Quantities, characters, or symbols on which operations are performed by a computer
Various types of data which can be visualized through a computer device
Data (treated as singular, plural, or as a mass noun) is any sequence of one or more symbols. Datum is a single symbol of data. Data requires interpretation to become information. Digital data is data that is represented using the binary number system of ones (1) and zeros (0), as opposed to analog representation. In modern (post-1960) computer systems, all data is digital.
Data exists in three states: data at rest, data in transit and data in use. Data within a computer, in most cases, moves as parallel data. Data moving to or from a computer, in most cases, moves as serial data. Data sourced from an analog device, such as a temperature sensor, may be converted to digital using an analog-to-digital converter. Data representing quantities, characters, or symbols on which operations are performed by a computer are stored and recorded on magnetic, optical, electronic, or mechanical recording media, and transmitted in the form of digital electrical or optical signals. Data pass in and out of computers via peripheral devices.
Physical computer memory elements consist of an address and a byte/word of data storage. Digital data are often stored in relational databases, like tables or SQL databases, and can generally be represented as abstract key/value pairs. Data can be organized in many different types of data structures, including arrays, graphs, and objects. Data structures can store data of many different types, including numbers, strings and even other data structures.

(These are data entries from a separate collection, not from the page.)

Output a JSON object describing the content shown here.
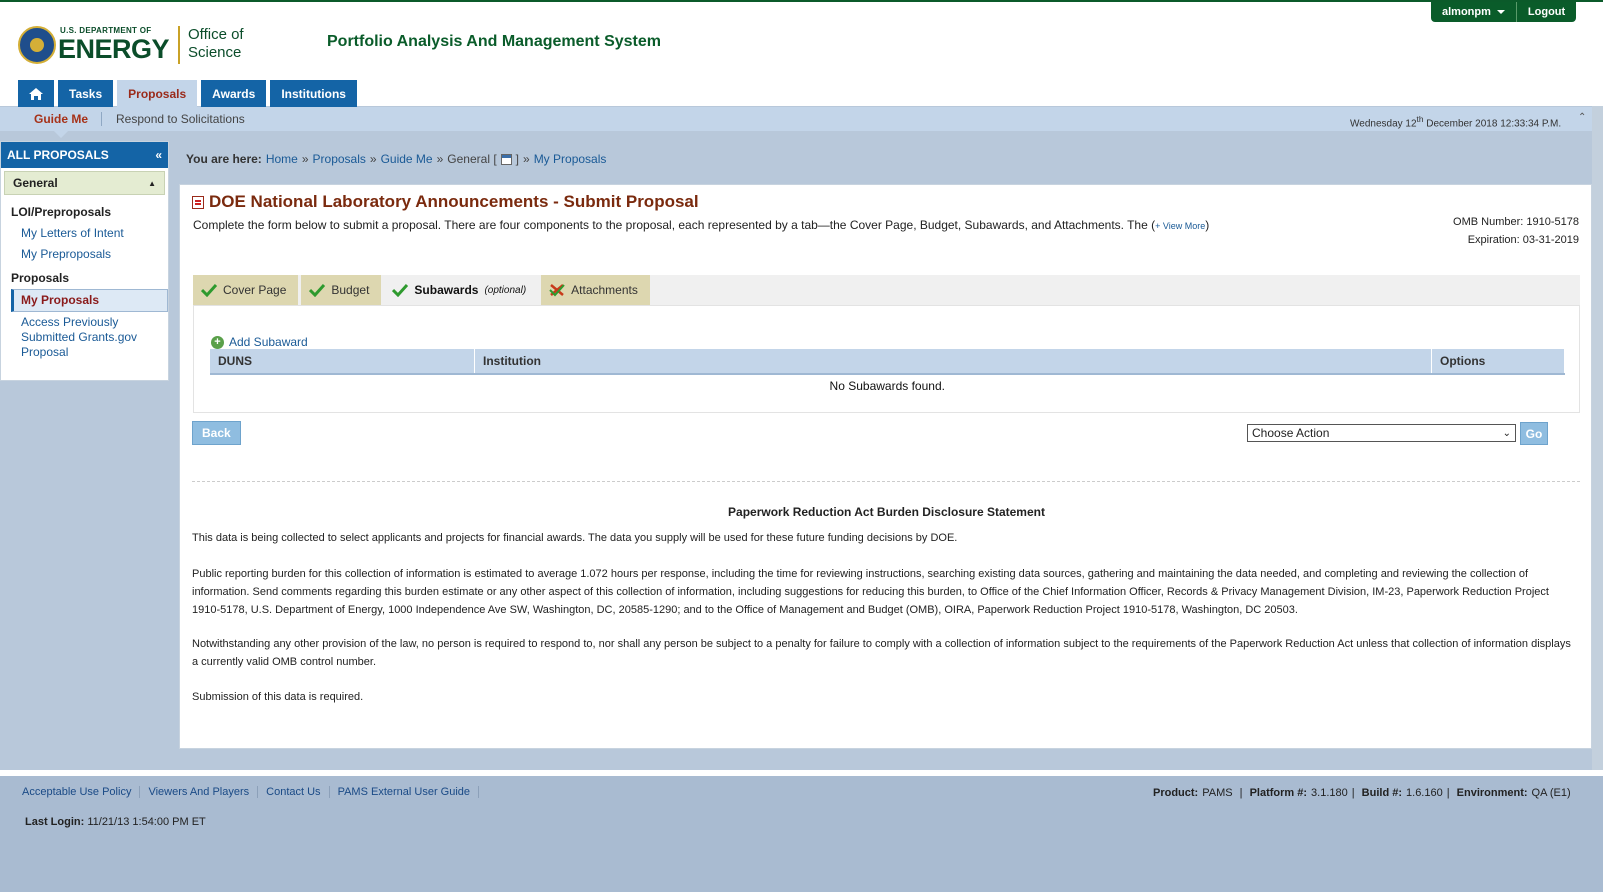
{
  "header": {
    "logo_small": "U.S. DEPARTMENT OF",
    "logo_big": "ENERGY",
    "office_line1": "Office of",
    "office_line2": "Science",
    "app_title": "Portfolio Analysis And Management System",
    "user": "almonpm",
    "logout": "Logout"
  },
  "nav": {
    "tabs": [
      "Tasks",
      "Proposals",
      "Awards",
      "Institutions"
    ],
    "active": "Proposals"
  },
  "subnav": {
    "guide_me": "Guide Me",
    "respond": "Respond to Solicitations",
    "date_prefix": "Wednesday 12",
    "date_suffix_sup": "th",
    "date_rest": " December 2018 12:33:34 P.M."
  },
  "sidebar": {
    "title": "ALL PROPOSALS",
    "section": "General",
    "groups": [
      {
        "label": "LOI/Preproposals",
        "items": [
          "My Letters of Intent",
          "My Preproposals"
        ]
      },
      {
        "label": "Proposals",
        "items": [
          "My Proposals",
          "Access Previously Submitted Grants.gov Proposal"
        ]
      }
    ],
    "active_item": "My Proposals"
  },
  "breadcrumb": {
    "prefix": "You are here:",
    "items": [
      "Home",
      "Proposals",
      "Guide Me",
      "General [",
      "]",
      "My Proposals"
    ]
  },
  "main": {
    "title": "DOE National Laboratory Announcements - Submit Proposal",
    "intro": "Complete the form below to submit a proposal. There are four components to the proposal, each represented by a tab—the Cover Page, Budget, Subawards, and Attachments. The (",
    "view_more": "+ View More",
    "intro_end": ")",
    "omb_number": "OMB Number: 1910-5178",
    "expiration": "Expiration: 03-31-2019",
    "tabs": [
      {
        "label": "Cover Page",
        "status": "complete"
      },
      {
        "label": "Budget",
        "status": "complete"
      },
      {
        "label": "Subawards",
        "suffix": "(optional)",
        "status": "complete",
        "active": true
      },
      {
        "label": "Attachments",
        "status": "incomplete"
      }
    ],
    "add_subaward": "Add Subaward",
    "table": {
      "headers": [
        "DUNS",
        "Institution",
        "Options"
      ],
      "empty": "No Subawards found."
    },
    "back": "Back",
    "action_select": "Choose Action",
    "go": "Go",
    "pra_title": "Paperwork Reduction Act Burden Disclosure Statement",
    "pra_p1": "This data is being collected to select applicants and projects for financial awards. The data you supply will be used for these future funding decisions by DOE.",
    "pra_p2": "Public reporting burden for this collection of information is estimated to average 1.072 hours per response, including the time for reviewing instructions, searching existing data sources, gathering and maintaining the data needed, and completing and reviewing the collection of information. Send comments regarding this burden estimate or any other aspect of this collection of information, including suggestions for reducing this burden, to Office of the Chief Information Officer, Records & Privacy Management Division, IM-23, Paperwork Reduction Project 1910-5178, U.S. Department of Energy, 1000 Independence Ave SW, Washington, DC, 20585-1290; and to the Office of Management and Budget (OMB), OIRA, Paperwork Reduction Project 1910-5178, Washington, DC 20503.",
    "pra_p3": "Notwithstanding any other provision of the law, no person is required to respond to, nor shall any person be subject to a penalty for failure to comply with a collection of information subject to the requirements of the Paperwork Reduction Act unless that collection of information displays a currently valid OMB control number.",
    "pra_p4": "Submission of this data is required."
  },
  "footer": {
    "links": [
      "Acceptable Use Policy",
      "Viewers And Players",
      "Contact Us",
      "PAMS External User Guide"
    ],
    "last_login_label": "Last Login:",
    "last_login_value": "11/21/13 1:54:00 PM ET",
    "product_label": "Product:",
    "product": "PAMS",
    "platform_label": "Platform #:",
    "platform": "3.1.180",
    "build_label": "Build #:",
    "build": "1.6.160",
    "env_label": "Environment:",
    "env": "QA (E1)"
  },
  "colors": {
    "nav_blue": "#1464a6",
    "doe_green": "#0b4d2a",
    "title_brown": "#7a2a0e"
  },
  "icons": [
    "home-icon",
    "collapse-icon",
    "calendar-icon",
    "check-icon",
    "warning-icon",
    "plus-icon",
    "chevron-down-icon"
  ]
}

Metadata helps translate data to information. Metadata is data about the data. Metadata may be implied, specified or given.
Data relating to physical events or processes will have a temporal component. This temporal component may be implied. This is the case when a device such as a temperature logger receives data from a temperature sensor. When the temperature is received it is assumed that the data has a temporal reference of now. So the device records the date, time and temperature together. When the data logger communicates temperatures, it must also report the date and time as metadata for each temperature reading.
Fundamentally, computers follow a sequence of instructions they are given in the form of data. A set of instructions to perform a given task (or tasks) is called a program. A program is data in the form of coded instructions to control the operation of a computer or other machine. In the nominal case, the program, as executed by the computer, will consist of machine code. The elements of storage manipulated by the program, but not actually executed by the CPU, are also data. At its most essential, a single datum is a value stored at a specific location. Therefore, it is possible for computer programs to operate on other computer programs, by manipulating their programmatic data.
To store data bytes in a file, they have to be serialized in a file format. Typically, programs are stored in special file types, different from those used for other data. Executable files contain programs; all other files are also data files. However, executable files may also contain data used by the program which is built into the program. In particular, some executable files have a data segment, which nominally contains constants and initial values for variables, both of which can be considered data.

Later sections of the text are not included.